Une partie des élèves du lycée considèrent l’établissement comme la continuité du quartier, ils ne font pas la différence entre l’environnement difficile dans lequel ils évoluent et le lycée. Un lieu sensé être régi par des règles et une discipline propice à l’acquisition d’un savoir-faire, et d’un savoir être. Pour la plupart, ils ne se projettent pas dans l’avenir, et de ce faite, ils ne comprennent pas que le lycée va leur apporter les fondements indispensables et nécessaires pour leur intégration future dans la société. Ces élèves n’ont pas tous choisi cet établissement, ayant eu de mauvais résultats au collège ou renvoyés par d’autres établissements, ils nous disent ouvertement « c’est ça ou la rue ».
Nous sommes en contact perpétuel avec eux, et de ce fait, confrontés à leur humeur, leur difficultés familiales, voire même, leur carence éducative en terme de savoir vivre et de relationnel avec l’autre. Ils ne se rendent pas compte qu’ils sont violent verbalement, lorsque nous leur faisons la réflexion, ils nous disent « je parle normalement ». La vie est perçue pour eux comme un combat au quotidien, où ils se sentent obligés de prouver à tout moment leur virilité aux autres « je suis capable de … ». La première autorité qu’ils essayent de briser afin de casser le climat de discipline et de rétablir le désordre sera l’A.E, « le pion », un élève m’a déjà dit « j’étais là avant toi, je fais ce que je veux ». Les premières semaines ont été les plus difficiles, chacun désireux de marquer son territoire et essayant de connaitre les limites de l’autre, ce qu’il peut ou ne peut pas faire. Le rapport de force semble être incontournable toute en maintenant une certaine ouverture, qui permet l’écoute et le dialogue avec les élèves, sans que cela ne soit perçu comme une faiblesse de notre part. Une brèche qui leur permettrait progressivement de dicter leur loi.
Certains sont de véritables délinquants, déjà routinier de la garde à vue ou de séjours en foyer spécialisés , ce ne sont pas les A.E du lycée ou nos heures de colle qui vont les impressionner. Les autres élèves sont spectateurs pour la majorité, dont une partie reste influençables, quand il s’agit de contribuer à chahuter un prof l’empêchant d’effectuer son cours, ou pour commettre des actes d’incivilité dans l’établissement.
Ils ne comprennent pas que l’on puisse leur interdire de faire quelque chose, je me suis déjà vue dire « ici, on fait ce qu’on veut». La salle de permanence et loin d’être une salle d’étude à leur yeux, l’idée même de demander l’autorisation de se lever à l’A.E de permanence leur semble anormal, ils pensent avoir le droit de circuler dans la cour ou les couloirs, d’aller et de venir comme bon leur semble. Ils minimisent le moindre incident, s’étonnant même que l’on puisse faire un rapport, jusqu’à percevoir ce rapport comme une injustice ou une exagération de notre part. Donner des coups de pieds dans une porte, rouler à vélo dans la cour, insulter un adulte, fumer dans les toilettes ... selon eux, ça ne justifie pas un rapport.

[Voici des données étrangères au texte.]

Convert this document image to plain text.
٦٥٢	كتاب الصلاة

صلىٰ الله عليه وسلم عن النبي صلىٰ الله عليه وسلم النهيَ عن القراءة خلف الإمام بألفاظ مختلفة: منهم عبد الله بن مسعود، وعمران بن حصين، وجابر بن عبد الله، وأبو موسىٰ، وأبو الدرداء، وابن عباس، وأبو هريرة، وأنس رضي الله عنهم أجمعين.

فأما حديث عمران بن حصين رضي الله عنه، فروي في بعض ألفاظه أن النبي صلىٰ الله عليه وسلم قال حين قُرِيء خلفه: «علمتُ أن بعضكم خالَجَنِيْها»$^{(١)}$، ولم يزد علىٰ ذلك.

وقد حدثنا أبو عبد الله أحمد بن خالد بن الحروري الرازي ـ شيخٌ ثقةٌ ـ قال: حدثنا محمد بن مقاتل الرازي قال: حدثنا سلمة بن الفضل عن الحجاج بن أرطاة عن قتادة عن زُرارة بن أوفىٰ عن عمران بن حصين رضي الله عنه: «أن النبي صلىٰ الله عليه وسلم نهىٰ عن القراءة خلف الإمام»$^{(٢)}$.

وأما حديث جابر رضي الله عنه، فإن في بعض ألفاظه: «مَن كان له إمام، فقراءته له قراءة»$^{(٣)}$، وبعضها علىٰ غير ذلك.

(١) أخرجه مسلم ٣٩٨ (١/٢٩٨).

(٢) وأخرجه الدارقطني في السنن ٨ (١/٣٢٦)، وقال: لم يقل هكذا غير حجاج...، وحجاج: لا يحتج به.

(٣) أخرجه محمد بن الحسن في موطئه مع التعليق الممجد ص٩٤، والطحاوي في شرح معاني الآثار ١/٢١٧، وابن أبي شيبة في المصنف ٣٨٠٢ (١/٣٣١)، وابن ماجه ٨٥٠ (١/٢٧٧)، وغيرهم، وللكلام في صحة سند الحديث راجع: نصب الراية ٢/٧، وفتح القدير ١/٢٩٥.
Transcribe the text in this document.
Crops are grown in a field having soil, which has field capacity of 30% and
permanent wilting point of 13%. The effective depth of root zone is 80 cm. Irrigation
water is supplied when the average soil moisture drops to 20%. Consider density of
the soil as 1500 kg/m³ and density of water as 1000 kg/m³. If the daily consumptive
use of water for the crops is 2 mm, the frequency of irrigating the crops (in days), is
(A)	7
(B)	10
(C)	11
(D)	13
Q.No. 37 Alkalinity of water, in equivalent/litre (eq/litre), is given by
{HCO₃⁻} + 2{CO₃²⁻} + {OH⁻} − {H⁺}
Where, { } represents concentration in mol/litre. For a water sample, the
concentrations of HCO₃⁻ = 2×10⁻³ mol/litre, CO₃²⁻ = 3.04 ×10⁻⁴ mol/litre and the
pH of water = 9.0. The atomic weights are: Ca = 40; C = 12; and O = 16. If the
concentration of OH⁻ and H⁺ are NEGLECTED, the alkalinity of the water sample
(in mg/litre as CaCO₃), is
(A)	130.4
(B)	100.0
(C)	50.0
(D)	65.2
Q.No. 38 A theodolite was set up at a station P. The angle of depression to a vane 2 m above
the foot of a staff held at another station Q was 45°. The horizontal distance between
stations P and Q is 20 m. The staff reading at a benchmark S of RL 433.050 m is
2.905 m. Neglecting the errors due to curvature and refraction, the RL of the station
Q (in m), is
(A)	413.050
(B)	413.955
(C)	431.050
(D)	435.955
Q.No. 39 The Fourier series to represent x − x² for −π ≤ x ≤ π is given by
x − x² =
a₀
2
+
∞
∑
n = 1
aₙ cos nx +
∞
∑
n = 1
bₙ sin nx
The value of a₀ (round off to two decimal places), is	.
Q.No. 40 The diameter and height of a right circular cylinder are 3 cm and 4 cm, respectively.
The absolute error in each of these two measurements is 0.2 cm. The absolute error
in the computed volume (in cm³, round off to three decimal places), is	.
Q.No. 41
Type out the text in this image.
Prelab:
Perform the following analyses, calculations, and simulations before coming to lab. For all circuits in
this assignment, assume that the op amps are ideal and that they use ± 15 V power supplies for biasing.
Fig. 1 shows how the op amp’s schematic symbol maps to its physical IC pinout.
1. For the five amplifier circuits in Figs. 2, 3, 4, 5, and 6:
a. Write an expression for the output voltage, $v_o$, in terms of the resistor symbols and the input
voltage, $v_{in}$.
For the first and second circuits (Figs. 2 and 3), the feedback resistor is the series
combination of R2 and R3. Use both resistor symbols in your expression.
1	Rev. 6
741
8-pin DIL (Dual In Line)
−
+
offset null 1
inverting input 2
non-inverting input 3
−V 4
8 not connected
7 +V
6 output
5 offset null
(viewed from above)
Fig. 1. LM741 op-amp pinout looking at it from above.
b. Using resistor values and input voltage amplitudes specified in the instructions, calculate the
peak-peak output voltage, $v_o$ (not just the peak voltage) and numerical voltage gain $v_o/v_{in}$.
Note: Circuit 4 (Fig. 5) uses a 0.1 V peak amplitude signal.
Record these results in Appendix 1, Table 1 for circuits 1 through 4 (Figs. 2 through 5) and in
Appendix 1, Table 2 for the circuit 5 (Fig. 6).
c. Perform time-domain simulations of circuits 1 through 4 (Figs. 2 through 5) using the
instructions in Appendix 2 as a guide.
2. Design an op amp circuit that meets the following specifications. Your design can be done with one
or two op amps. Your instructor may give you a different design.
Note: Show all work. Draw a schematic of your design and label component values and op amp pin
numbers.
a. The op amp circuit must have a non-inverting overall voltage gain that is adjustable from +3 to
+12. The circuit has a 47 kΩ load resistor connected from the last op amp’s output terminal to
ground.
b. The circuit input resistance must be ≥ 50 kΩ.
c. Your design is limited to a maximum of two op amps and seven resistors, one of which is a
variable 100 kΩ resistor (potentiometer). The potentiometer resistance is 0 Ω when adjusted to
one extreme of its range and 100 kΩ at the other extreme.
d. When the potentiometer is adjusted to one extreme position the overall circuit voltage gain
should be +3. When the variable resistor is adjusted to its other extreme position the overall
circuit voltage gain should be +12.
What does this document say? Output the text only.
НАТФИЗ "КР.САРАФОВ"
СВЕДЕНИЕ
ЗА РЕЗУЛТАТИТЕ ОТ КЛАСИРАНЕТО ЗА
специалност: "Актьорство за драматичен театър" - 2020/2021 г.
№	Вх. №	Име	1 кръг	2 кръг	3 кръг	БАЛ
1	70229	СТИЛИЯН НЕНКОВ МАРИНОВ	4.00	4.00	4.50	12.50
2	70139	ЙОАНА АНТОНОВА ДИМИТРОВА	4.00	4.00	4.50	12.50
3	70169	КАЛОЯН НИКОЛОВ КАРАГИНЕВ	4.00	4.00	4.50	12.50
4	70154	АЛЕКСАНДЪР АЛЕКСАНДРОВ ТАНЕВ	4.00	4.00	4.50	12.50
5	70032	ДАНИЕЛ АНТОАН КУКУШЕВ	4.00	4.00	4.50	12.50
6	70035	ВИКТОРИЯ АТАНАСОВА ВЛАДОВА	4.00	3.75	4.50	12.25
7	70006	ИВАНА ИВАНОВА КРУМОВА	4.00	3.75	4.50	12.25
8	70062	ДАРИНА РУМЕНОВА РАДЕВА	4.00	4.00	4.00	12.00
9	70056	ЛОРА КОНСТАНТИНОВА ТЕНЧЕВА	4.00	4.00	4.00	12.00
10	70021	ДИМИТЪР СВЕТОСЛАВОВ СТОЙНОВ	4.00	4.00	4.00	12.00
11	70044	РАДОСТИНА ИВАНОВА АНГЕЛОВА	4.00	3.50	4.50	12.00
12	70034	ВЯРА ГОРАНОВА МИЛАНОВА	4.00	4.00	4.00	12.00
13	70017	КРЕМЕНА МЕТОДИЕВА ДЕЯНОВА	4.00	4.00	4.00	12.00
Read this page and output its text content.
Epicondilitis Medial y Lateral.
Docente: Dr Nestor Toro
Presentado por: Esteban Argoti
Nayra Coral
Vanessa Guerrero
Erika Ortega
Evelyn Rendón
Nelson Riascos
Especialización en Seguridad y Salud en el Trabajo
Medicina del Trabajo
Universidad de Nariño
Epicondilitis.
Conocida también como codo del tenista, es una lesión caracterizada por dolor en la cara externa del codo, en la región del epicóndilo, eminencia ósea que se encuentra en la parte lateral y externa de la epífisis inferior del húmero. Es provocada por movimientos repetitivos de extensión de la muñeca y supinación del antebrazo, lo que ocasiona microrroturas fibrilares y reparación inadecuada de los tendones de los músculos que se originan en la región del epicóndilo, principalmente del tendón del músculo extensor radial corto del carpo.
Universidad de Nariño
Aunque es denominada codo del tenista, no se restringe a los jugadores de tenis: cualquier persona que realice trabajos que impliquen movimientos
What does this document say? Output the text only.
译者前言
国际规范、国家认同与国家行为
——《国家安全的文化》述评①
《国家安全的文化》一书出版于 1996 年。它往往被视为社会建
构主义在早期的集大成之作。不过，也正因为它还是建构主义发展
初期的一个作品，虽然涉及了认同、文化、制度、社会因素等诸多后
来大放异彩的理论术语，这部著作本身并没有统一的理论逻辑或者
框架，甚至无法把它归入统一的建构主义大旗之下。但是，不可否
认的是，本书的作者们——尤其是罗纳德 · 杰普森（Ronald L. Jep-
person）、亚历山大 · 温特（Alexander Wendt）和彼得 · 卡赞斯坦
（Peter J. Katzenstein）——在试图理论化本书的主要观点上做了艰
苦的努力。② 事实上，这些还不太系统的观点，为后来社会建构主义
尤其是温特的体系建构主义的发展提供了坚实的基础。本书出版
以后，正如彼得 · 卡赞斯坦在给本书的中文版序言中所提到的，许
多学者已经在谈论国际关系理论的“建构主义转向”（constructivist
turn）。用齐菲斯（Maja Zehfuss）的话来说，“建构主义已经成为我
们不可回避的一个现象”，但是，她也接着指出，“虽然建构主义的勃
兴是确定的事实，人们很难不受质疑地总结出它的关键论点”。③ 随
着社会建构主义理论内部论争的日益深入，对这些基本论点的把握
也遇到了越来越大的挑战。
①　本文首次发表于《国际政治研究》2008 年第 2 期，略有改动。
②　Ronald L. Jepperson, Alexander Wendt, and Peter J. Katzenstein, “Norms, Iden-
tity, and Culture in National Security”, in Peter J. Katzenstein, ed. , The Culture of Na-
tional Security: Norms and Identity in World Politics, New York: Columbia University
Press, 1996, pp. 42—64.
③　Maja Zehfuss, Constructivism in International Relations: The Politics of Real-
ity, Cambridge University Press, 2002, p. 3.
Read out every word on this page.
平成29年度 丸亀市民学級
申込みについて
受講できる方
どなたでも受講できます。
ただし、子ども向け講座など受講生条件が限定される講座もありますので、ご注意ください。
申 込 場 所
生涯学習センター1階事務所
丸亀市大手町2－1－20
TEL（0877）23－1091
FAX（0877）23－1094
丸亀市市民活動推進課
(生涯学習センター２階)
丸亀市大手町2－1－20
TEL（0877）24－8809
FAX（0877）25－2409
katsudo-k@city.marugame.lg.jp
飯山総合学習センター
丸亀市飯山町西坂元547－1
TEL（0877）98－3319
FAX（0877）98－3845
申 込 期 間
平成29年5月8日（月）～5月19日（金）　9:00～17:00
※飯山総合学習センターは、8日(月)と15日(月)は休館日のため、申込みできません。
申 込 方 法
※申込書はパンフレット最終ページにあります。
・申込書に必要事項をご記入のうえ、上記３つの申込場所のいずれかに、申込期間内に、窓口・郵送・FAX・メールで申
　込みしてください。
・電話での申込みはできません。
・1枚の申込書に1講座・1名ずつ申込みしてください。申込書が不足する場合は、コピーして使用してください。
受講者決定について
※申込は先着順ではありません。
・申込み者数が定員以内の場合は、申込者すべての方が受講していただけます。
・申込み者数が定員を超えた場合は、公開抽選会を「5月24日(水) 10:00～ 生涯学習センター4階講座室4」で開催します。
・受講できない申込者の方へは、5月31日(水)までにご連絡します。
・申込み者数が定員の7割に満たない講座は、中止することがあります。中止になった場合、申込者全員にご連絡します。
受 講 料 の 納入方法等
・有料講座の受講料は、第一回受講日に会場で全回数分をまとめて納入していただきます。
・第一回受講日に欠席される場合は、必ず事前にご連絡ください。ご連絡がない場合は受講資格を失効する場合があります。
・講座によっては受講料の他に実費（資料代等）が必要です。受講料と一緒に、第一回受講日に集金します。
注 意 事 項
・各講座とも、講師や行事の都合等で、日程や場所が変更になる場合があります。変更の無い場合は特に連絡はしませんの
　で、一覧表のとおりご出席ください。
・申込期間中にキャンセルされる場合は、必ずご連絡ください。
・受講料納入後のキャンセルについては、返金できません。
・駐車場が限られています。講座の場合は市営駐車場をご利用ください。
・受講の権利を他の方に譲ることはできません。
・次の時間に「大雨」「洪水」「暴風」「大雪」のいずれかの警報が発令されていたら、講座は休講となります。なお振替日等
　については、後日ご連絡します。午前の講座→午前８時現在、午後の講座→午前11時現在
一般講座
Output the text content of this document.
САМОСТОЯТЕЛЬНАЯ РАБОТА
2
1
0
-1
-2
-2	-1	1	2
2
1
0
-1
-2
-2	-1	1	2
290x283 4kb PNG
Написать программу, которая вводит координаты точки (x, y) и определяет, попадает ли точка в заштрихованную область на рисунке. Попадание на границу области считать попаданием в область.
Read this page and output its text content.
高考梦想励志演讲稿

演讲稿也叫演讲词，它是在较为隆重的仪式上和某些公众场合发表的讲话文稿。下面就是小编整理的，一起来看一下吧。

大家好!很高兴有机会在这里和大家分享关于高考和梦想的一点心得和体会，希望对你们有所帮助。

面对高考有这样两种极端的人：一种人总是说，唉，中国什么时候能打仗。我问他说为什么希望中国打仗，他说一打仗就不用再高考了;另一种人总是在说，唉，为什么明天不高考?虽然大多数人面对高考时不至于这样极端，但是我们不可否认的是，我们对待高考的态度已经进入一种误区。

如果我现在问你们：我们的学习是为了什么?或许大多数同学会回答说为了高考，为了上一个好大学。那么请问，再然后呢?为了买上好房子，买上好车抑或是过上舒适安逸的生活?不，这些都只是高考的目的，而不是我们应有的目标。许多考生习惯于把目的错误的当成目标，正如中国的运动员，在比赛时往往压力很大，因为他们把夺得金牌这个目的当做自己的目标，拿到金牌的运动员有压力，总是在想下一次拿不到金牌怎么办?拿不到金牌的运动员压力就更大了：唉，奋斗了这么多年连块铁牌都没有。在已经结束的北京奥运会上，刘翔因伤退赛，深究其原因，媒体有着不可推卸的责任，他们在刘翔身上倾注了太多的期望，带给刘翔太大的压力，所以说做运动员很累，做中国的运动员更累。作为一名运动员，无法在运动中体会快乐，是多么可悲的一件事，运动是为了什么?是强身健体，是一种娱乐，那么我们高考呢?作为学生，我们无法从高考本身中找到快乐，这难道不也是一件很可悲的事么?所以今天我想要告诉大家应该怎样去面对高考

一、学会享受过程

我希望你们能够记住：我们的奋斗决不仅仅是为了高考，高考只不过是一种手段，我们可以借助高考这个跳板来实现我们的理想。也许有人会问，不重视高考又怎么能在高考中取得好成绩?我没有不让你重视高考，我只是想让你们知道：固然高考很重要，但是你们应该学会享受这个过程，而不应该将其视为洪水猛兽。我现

Malgré le lien que l’on essaye de créer avec chaque élèves, certains reste récalcitrants à toute envie de sympathiser avec « le pion », il est la balance, celui qui empêche, celui qui veut m’imposer un cadre…Nous sommes aux aguets à tout moment, même lors d’un relatif moment de silence ou d’accalmie. La permanence est vide, aucun élève dans la cour, ni dans les couloirs, mais pourtant on s’attend à ce que ça explose à tout moment et être débordé sur tous les fronts.
Nous nous méfions de certains élèves, car nous savons très bien que si on leur tourne le dos, malgré les sourires et les conversations amicales, qu’ils n’hésiteront pas à commettre leur méfaits, en retournant la salle de permanence, le bureau, ou tous ce qui peut leur passer à l’esprit…Les abords du lycée ne sont pas épargnés par leur volonté d’embêter, toute est bon pour passer le temps ou rigoler, mettre le feu dans une poubelle ou sonner chez le voisin …
Nous n’oublions pas que notre mission est avant tout « éducative », même si ils nous arrivent d’avoir des altercations assez rudes avec les élèves, mais cela reste formateur, « non » c’est « non », « trop » c’est « trop ». Bien que dans la pratique nous avons beaucoup plus un rôle de surveillance que d’accompagnement pédagogique.